Mas essa foi só uma das muitas amizades estranhas que fiz nesse estranho país.

Como fiz intercâmbio pelo Rotary, eu era quase que naturalmente obrigado a participar de todos os eventos relacionados a essa instituição, principalmente as reuniões nos Interact Clubes das várias escolas (Interact é algo tipo o Rotary, mas para jovens, e as principais escolas de Klang tinham um). Em um desses muitos eventos, os membros do Interact de uma escola que eu visitava começaram a me sabatinar durante uma conversa bem informal na sede deles. Conversa vai, conversa vem, surge uma pergunta crucial: “Mas então, Marcelo... Você já disse o que admira na Malásia. Agora diga-nos: o que não te agradou aqui?” Fiquei sem jeito. Não sabia o que falar nem como falar. Eles perceberam meu desconforto e pediram que eu não me preocupasse, pois eles tinham a mente bem aberta e não ligariam de ouvir quaisquer críticas que eu tivesse a fazer. “Pois bem...” pensei eu ingenuamente, “se é assim, serei sincero”. Disse-lhes então que eu havia ficado desconfortável com o fato de a Malásia ser um país com uma sociedade bem diferente da brasileira, e que por isso não me sentia livre para falar de certos assuntos que no Brasil eu falaria com mais desenvoltura, como política, religião, sexo e outros temas mais delicados. A palavra “sexo” ecoou de forma macabra no recinto. De repente, todos aqueles jovens “de mente bem aberta” ficaram desconcertados, sem jeito e sem ação. Uma menina apenas se resumiu a dizer “Então... geralmente nós não falamos sobre sexo...”. Eu também fiquei sem ação. Não me lembro direito como tudo isso acabou. Só sei que trocamos e-mails e números de celular ao fim da reunião, e um dos presentes, um rapaz indiano, meio que se compadeceu de mim. Poucos dias depois recebia um e-mail dele perguntando se eu queria ser o melhor amigo dele. Achei melhor não responder, afinal de contas, nunca alguém me havia perguntado isso. Ele também me disse que se quisesse falar sobre sexo com ele, ele não teria problemas com isso. Aliás, acredite ou não, ele até me mandou alguns links de sites pornográficos, talvez com a finalidade de suscitar argumentos para nossas futuras discussões. Só sei que, depois dessa parei de responder os e-mails dele, não porque tivesse medo ou vergonha, mas única e simplesmente porque não sabia o que escrever.

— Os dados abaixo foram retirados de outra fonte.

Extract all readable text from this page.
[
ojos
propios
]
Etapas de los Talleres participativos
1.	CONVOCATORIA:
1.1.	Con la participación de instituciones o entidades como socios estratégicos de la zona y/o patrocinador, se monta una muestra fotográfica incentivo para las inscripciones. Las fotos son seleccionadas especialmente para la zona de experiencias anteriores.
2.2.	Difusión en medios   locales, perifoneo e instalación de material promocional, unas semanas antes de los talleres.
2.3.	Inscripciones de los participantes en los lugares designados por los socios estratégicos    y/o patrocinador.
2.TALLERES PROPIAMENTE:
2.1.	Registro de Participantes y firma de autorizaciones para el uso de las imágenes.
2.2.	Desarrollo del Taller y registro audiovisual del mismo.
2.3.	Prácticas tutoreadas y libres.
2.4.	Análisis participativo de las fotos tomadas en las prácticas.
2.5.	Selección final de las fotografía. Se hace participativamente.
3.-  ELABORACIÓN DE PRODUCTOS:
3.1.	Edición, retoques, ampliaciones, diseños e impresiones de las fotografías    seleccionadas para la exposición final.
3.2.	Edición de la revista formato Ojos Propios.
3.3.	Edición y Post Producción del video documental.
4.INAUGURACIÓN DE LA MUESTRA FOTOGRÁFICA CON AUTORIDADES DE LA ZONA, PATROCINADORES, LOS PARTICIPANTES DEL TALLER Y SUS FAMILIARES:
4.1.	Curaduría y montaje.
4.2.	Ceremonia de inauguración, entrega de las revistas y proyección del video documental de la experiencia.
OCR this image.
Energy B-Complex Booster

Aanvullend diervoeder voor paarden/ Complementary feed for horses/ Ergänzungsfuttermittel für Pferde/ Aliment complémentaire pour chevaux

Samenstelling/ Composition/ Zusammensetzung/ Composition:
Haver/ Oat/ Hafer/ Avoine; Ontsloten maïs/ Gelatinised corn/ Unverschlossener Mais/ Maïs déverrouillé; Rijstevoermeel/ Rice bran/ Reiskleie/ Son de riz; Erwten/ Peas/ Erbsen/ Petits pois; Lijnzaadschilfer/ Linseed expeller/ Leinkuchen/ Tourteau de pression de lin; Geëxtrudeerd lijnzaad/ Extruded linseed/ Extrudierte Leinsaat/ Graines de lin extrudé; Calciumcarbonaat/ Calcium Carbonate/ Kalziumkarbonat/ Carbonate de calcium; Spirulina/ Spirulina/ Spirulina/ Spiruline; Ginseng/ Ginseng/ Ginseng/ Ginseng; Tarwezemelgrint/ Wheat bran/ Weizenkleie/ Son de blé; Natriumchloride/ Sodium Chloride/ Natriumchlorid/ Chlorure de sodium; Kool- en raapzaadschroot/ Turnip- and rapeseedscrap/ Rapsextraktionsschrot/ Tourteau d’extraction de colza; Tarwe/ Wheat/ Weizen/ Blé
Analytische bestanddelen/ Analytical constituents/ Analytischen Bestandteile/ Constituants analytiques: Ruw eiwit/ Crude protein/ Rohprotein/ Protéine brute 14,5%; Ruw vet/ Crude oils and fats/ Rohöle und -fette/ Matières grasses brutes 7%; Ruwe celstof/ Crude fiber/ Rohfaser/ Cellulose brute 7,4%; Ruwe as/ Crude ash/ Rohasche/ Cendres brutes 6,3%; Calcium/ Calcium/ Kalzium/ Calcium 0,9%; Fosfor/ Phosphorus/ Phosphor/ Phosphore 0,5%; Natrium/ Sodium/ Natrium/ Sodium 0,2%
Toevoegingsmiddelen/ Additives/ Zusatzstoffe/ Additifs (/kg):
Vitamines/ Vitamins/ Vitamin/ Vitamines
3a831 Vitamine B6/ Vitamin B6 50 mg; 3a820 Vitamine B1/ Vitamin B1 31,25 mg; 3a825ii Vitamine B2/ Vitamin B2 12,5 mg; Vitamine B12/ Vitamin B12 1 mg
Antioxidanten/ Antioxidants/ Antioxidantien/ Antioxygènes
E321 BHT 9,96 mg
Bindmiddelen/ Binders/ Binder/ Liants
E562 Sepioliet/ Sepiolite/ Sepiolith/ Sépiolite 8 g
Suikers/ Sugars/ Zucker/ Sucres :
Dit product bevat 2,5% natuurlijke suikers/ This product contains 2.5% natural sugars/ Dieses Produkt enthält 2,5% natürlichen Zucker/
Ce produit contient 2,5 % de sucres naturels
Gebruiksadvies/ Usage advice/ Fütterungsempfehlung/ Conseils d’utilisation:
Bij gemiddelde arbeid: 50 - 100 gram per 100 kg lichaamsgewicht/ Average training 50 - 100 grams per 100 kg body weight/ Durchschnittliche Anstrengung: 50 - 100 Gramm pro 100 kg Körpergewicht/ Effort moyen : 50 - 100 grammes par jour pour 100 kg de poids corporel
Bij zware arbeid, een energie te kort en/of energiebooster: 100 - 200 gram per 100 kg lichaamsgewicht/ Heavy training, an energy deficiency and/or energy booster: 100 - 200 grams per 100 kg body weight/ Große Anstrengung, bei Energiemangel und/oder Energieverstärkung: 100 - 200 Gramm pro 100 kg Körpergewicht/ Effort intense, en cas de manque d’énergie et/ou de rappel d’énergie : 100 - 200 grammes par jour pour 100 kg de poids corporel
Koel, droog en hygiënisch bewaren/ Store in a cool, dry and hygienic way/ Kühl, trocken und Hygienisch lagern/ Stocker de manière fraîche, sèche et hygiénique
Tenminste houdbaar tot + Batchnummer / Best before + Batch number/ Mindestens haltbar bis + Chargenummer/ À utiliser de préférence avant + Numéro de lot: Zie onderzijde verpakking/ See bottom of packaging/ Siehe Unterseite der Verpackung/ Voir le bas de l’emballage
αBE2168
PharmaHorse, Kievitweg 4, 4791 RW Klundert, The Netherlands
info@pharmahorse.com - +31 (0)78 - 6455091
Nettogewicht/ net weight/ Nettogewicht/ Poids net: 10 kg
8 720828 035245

Tive outra experiência desagradável quando perguntado acerca do que eu não havia gostado na Malásia, mas falarei sobre ela em outra postagem. No final das contas, ficou a lição: se te perguntarem do que você não gosta da Malásia, apenas fale do calor insuportável e encerre a discussão. Todos eles acharão lindo e ao fim você não arranjará um amigo que confunde falar sobre sexo com assistir pornografia.